Acid-sensing pathways of rat duodenum.

We tested the hypothesis that the duodenal hyperemic response to acid occurs through activation of capsaicin-sensitive afferent nerves with subsequent release of vasodilatory substances such as calcitonin gene-related peptide (CGRP) and nitric oxide (NO). Laser-Doppler flowmetry was used to measure duodenal blood flow in urethan-anesthetized rats. Duodenal mucosa was superfused with pH 7. 0 buffer with capsaicin or bradykinin or was acid challenged with pH 2.2 solution, with or without vanilloid receptor antagonists, a CGRP receptor antagonist, an NO synthase (NOS) inhibitor, or a cyclooxygenase inhibitor.
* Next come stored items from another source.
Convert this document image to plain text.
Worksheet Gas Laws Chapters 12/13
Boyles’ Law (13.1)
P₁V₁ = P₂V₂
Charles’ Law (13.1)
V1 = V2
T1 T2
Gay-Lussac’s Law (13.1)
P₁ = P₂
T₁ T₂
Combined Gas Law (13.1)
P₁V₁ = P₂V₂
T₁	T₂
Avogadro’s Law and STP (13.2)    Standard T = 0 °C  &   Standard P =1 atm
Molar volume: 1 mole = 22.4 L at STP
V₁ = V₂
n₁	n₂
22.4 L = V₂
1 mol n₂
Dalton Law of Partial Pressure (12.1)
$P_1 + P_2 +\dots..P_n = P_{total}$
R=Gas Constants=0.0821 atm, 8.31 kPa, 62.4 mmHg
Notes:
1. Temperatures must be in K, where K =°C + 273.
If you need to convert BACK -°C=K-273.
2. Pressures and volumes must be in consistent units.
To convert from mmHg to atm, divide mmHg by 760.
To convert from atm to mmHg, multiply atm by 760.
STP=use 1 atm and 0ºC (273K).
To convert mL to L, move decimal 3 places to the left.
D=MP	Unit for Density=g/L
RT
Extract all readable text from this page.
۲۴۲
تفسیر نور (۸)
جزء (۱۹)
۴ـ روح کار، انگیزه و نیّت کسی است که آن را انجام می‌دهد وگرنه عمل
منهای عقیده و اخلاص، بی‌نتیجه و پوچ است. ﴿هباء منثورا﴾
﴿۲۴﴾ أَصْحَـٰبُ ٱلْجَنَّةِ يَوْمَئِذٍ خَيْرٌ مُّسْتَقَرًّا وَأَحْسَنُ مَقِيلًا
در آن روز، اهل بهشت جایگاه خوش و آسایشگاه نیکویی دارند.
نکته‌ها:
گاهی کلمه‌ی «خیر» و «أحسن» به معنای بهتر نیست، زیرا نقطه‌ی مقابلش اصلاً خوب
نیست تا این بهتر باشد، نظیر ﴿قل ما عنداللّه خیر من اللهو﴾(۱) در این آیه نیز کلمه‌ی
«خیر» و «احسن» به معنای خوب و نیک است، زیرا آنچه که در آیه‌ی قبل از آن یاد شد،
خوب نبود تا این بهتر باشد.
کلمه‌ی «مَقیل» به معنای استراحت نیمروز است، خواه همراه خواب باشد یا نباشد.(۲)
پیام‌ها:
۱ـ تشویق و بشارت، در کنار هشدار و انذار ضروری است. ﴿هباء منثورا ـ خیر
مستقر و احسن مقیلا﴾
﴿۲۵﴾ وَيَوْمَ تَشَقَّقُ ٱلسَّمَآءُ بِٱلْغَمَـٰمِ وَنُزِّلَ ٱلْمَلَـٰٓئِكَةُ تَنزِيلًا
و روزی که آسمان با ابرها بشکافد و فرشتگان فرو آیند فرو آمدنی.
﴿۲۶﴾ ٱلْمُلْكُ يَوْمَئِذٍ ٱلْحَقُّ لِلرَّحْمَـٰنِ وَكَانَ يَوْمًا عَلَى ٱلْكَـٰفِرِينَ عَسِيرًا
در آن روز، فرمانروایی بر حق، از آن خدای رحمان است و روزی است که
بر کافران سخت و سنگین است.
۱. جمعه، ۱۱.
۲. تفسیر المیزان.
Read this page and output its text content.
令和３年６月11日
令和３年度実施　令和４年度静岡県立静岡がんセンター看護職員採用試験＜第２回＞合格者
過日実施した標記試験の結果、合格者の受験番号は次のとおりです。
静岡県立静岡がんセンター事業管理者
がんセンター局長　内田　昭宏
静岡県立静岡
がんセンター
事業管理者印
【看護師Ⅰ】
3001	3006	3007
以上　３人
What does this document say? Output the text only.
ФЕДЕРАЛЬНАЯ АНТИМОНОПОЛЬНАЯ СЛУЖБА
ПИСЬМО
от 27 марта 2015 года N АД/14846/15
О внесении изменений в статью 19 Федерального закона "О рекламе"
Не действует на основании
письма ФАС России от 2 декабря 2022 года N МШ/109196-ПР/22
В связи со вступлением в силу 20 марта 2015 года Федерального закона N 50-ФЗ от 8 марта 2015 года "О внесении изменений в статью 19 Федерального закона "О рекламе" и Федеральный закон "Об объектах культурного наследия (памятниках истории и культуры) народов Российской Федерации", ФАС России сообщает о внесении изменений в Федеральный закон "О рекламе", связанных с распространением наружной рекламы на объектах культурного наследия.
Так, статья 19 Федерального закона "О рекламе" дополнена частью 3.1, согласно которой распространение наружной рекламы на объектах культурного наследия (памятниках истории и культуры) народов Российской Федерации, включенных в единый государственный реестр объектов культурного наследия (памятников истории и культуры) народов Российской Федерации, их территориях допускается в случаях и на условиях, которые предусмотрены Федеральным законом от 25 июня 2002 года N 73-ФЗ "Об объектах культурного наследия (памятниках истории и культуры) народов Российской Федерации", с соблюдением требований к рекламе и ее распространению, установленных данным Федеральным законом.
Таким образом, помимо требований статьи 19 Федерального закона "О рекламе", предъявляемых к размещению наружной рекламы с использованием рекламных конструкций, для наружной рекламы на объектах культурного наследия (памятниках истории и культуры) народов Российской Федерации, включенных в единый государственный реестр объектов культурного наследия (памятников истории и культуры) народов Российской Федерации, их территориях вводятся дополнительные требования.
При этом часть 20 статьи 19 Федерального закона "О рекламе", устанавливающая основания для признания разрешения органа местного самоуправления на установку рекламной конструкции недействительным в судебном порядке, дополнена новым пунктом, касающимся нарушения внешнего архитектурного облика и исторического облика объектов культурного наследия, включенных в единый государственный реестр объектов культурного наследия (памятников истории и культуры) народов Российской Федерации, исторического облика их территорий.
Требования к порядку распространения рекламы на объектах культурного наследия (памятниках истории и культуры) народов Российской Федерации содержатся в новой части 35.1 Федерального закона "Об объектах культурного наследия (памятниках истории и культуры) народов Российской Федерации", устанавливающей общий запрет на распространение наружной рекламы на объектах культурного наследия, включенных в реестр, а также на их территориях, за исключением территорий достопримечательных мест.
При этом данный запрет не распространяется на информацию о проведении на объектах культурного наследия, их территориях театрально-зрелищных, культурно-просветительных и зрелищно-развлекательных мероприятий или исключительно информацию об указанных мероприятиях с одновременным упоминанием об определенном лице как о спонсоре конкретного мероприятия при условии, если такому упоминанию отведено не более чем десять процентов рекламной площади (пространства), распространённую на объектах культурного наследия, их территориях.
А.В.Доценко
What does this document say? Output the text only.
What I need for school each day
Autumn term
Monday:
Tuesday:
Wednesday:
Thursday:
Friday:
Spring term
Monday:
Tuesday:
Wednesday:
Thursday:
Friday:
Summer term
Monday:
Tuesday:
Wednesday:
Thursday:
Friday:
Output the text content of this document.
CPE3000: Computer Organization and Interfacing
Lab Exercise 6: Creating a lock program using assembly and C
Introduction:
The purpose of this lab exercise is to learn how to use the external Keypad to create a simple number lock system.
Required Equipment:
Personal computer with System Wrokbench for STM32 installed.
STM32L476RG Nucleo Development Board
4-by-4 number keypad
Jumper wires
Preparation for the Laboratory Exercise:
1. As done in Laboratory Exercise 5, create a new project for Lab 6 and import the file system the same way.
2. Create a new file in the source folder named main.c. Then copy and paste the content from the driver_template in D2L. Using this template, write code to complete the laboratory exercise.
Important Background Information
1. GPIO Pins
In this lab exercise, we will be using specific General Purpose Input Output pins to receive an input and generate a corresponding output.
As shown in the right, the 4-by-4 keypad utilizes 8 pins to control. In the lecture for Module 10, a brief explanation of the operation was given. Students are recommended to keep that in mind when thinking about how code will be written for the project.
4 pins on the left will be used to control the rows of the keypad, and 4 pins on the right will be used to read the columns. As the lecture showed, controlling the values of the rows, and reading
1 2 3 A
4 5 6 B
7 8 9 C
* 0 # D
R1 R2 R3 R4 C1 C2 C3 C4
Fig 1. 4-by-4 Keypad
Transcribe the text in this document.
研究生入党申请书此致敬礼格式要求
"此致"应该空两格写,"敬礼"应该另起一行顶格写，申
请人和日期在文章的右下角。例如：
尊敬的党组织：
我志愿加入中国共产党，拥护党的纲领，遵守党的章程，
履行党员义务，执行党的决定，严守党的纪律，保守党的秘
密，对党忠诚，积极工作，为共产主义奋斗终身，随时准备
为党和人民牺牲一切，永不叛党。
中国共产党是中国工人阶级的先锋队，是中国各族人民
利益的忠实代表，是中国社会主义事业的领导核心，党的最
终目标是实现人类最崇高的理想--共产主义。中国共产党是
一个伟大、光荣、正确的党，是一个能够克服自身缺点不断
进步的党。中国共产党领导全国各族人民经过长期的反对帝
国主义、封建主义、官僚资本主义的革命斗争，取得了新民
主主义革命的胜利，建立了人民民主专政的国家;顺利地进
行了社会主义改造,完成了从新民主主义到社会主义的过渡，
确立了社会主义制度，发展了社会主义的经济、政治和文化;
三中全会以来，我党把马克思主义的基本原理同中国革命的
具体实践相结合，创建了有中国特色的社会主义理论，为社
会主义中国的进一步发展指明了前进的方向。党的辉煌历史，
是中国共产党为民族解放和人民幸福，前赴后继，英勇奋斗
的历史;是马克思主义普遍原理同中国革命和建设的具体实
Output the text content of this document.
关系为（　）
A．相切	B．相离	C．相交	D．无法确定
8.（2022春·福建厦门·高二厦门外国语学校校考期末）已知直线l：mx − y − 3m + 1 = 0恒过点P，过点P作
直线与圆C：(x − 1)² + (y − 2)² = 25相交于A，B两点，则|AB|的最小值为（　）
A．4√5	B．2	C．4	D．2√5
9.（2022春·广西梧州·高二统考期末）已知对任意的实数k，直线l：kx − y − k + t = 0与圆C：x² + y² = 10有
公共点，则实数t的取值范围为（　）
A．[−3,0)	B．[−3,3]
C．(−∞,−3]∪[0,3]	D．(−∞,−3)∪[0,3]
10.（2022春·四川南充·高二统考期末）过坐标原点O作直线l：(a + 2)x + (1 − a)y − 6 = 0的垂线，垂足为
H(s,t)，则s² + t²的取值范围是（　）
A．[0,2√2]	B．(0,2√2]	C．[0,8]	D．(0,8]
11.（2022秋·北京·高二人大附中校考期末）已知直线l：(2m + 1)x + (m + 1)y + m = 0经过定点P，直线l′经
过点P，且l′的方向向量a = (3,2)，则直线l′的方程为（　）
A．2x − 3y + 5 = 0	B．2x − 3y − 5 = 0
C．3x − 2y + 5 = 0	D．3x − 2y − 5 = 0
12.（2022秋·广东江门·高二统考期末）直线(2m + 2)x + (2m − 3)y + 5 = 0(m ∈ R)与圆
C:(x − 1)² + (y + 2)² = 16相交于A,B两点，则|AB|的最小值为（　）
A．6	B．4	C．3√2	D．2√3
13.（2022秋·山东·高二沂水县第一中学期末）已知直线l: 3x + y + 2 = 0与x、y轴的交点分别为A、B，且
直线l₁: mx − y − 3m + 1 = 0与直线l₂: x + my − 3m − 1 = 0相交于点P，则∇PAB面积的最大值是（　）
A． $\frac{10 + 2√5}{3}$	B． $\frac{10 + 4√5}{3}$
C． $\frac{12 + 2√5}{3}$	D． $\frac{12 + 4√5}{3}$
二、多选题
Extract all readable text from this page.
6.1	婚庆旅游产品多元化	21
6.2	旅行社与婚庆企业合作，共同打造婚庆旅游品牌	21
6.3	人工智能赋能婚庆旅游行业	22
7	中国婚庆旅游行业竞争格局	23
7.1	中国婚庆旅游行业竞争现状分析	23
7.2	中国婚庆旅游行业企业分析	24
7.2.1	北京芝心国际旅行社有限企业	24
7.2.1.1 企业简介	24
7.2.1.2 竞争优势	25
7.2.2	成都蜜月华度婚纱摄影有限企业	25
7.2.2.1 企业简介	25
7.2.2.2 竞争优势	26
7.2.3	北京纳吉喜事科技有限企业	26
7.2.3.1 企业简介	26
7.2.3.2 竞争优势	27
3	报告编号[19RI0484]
The selective vanilloid receptor antagonist capsazepine (CPZ) dose dependently inhibited the hyperemic response to acid and capsaicin but did not affect bradykinin-induced hyperemia. Ruthenium red was less inhibitory than capsazepine. Selective ablation of capsaicin-sensitive nerves, CGRP-(8-37), and N(G)-nitro-L-arginine methyl ester inhibited acid-induced hyperemia, but indomethacin did not. We conclude that luminal acid, but not bradykinin, stimulates CPZ-sensitive receptors on capsaicin-sensitive afferent nerves of rat duodenum. Activation of these receptors produces vasodilation via the CGRP-NO pathway but not via the cyclooxygenase pathway. Acid appears to be the endogenous ligand for duodenal vanilloid receptors.